2010年12月31日

2. Canterbury

カンタベリー (F、変調)


この曲の最初のインスピレーションは、カンタベリーの街並みを見下ろせる、聖トーマスが丘の高みにある聖エドモンド学校からの早朝の風景から得たのでした。
カンタベリーの街は、当初深い霧の下に佇でいましたが、朝日の暖かさが霧を分散させていく様が、まるでもう一度カンタベリーの歴史が徐々に明らかにされていくよう見えたのです。

私がこの曲を作詞作曲したのは、新世紀のイベントとしてエフライム山で行われた、最初の「カンタベリー・フェスティバル」で、キャラヴァンとして演奏することが目的でした。
残念ながら、我々には限られたリハーサル時間しか与えられていなかったので、その時は準備ができなかったのです。

京都に転居したあと、私は古いファイルの中からこの曲のデモを見つけました。
懐かしさを感じながら、ピアノワークス用にこの曲を無言歌として録音することに決心したのです。

2010年 秋 デイヴ・シンクレア
posted by Crescent Label Master at 21:11| ライナーノーツ翻訳

1. Obama Barcarolle I

小浜の舟歌 I (Bフラット、変調)


1978年の後半、わたしはキャメルと6ヶ月に渡るツアーに乗り出しまし、1979年1月には、米国に向かう途中に日本に到達したのです。
自由行動の日に京都を訪れ、ある場所に深く感銘を受けたのです[注]。そこに滞在できたのはごく短い時間だったのですが、それにもかかわらず私はいつかこの場所へ戻ってくることを誓ったのでした。

ツアーのあと英国へ戻ってからも、日本の記憶は心のなかに新鮮に保たれてたまま、作曲を続けておりました。
その時期の楽曲の一つが、最終的に小浜の舟歌 I になったのです。その時には未完成でしたが、その曲は数年に渡って私の心のなかに燻っていたのです。

26年後、ついに日本への移住を果たしたあと、私は定期的に日本国内のあちこちを旅行して回りました。そのうちの一つが、2006年2月、日本海沿岸の街、小浜へのだったのです。
小浜の歴史と自然の美しさに大いなるインスピレーションを得た私は、京都に戻った直後に曲を完成させる強力な動機付けを得たのでした。

2010年 秋 デイヴ・シンクレア


[注]龍安寺の石庭
http://www.ryoanji.jp/
posted by Crescent Label Master at 21:07| ライナーノーツ翻訳

Pianoworks I 序章

デイヴは永い年月をかけて、非常に個性的なピアノ演奏様式を築いてきましたが、現在に至るまで、ピアノソロのライヴや録音はほとんど行われてきませんでした。
1980年から2005年の間、デイヴはカンタベリー近郊で、アコースティック・ピアノを修理、販売するピアノショップを経営して家族を養っていました。それ故、この時期にはグループ活動と疎遠となり、必然的にピアノ演奏が以前にも増して独特なものとなっていったのです。

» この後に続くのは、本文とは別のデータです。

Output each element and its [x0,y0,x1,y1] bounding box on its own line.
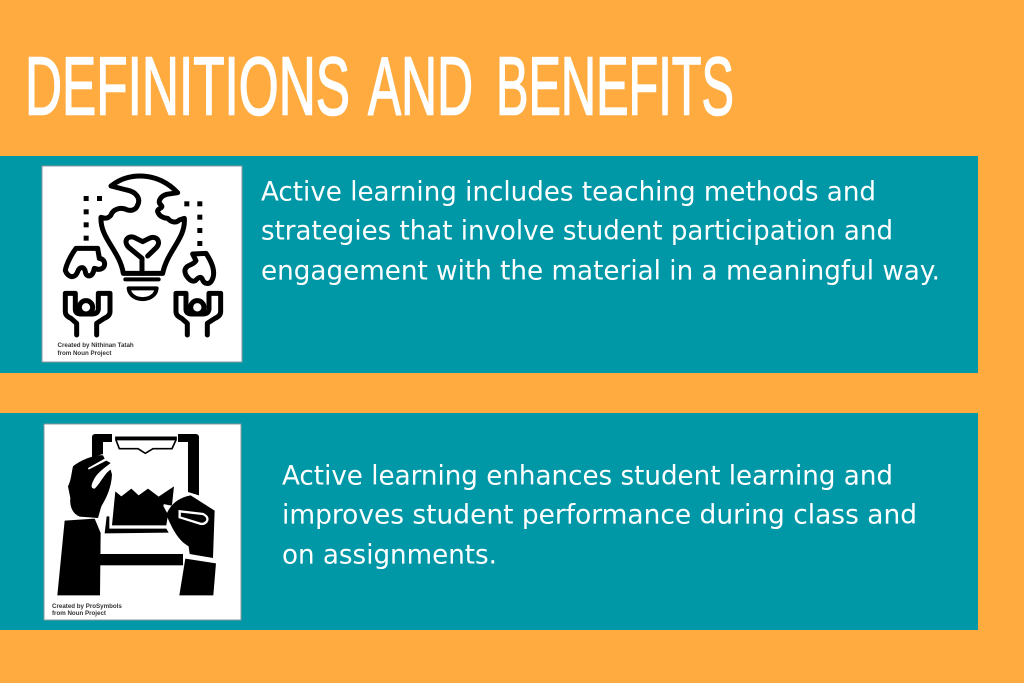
panel: benefits [0,413,978,630]
icon: lightbulb puzzle: from Noun Project [58,350,111,357]
title: BENEFITS [496,40,734,132]
icon: hands on clipboard [44,424,241,620]
icon: hands on clipboard: Created by ProSymbols [52,603,122,610]
text block: definition [261,176,940,286]
icon: lightbulb puzzle: Created by Nithinan Tatah [58,342,134,349]
panel: definition [0,156,978,373]
title: DEFINITIONS [25,40,350,132]
text block: benefits: on assignments. [282,540,497,570]
title: AND [368,40,473,132]
text block: benefits: Active learning enhances student learning and [282,460,893,492]
icon: hands on clipboard: from Noun Project [52,610,106,617]
text block: definition: engagement with the material in a meaningful way. [261,256,940,286]
text block: definition: strategies that involve student participation and [261,216,893,246]
text block: definition: Active learning includes teaching methods and [261,176,876,208]
icon: lightbulb puzzle [42,166,242,362]
text block: benefits [282,460,917,570]
text block: benefits: improves student performance during class and [282,500,917,530]
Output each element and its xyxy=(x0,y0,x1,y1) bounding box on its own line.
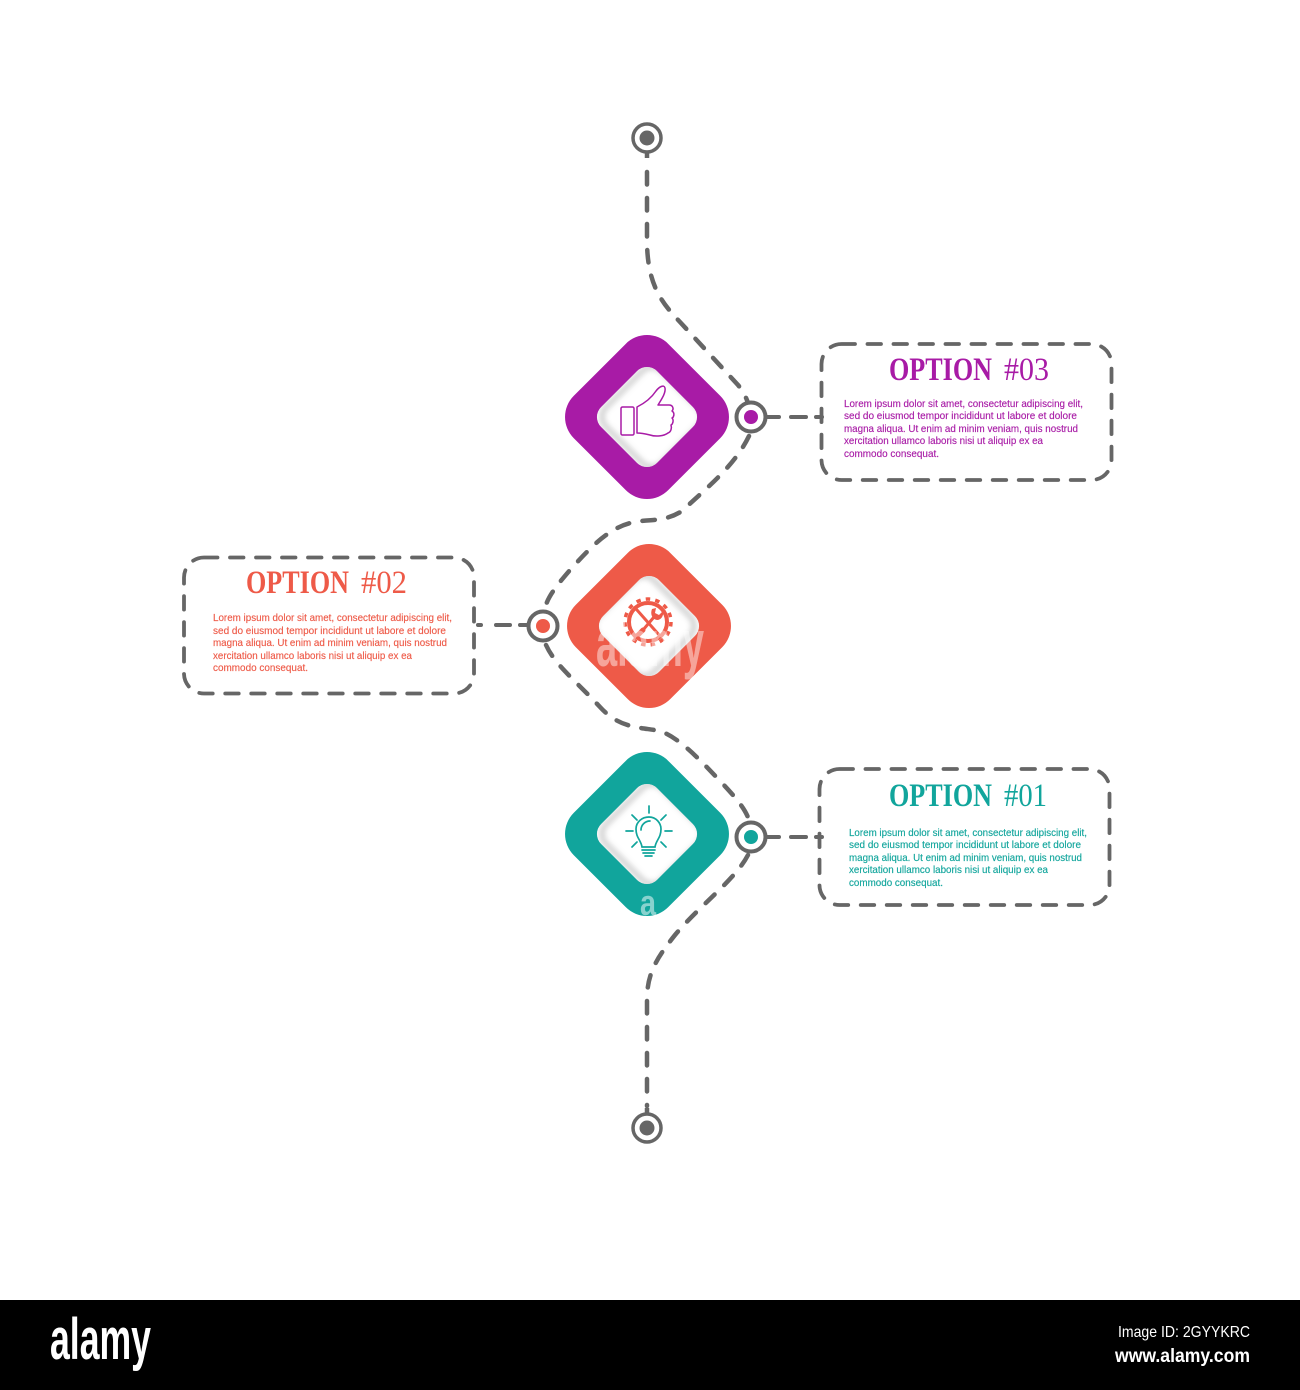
start node xyxy=(633,124,661,158)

2005年、日本移住後、Aadbeg社はデイヴにアコースティック・アルバムの録音を持ちかけました。制作の契約がなされましたが、Aadbegから、フル・バンドヴォーカル付きのスタジオ録音盤と、ピアノソロ・アルバムの2枚の制作を提案したため、契約が変更となりました。
これは幸運な方針転換でした。なぜならば、デイヴは永い間、友人や支持者達から、ピアノソロ・アルバムを録音するよう薦められていたからです。
デイヴは、書き貯めてあった膨大な楽曲のストックが、他の様式で近日中に日の目をみることがなさそうなことを理解して、京都のホームスタジオでそのうちのいくつかを録音する準備を整えたのです。

当初、東京で特別に選んだスタインウェイ(アルバムの写真参照)を使用するつもりでしたが、結局、スタジオや東京までの距離的条件のために、実行不可能となりました。
最終的にデイヴは、よりリラックスした環境である自宅のスタジオで録音することを選びました。

元々多くの曲には歌詞が付いていましたが、メンデルスゾーンの「無言歌集」にならって、ソロの器楽演奏用の修正を加えるようデイヴに推奨しました。
デイヴの様々な才能を使った、楽器に関する永いプロとしての関わりからして、「ピアノワークス」は、アルバムのタイトルとして理想的であるように思えました。

ヴォーカルも歌詞もなかったので、デイヴは何らかの曲の背景を示すのが適当であると結論付けました。それで、個々の曲に関する彼自身の解説を掲載した次第です。

最後に、音楽はMIDIを使わずリアルタイムで録音され、編集を最小限に抑えたことに言及しておきます。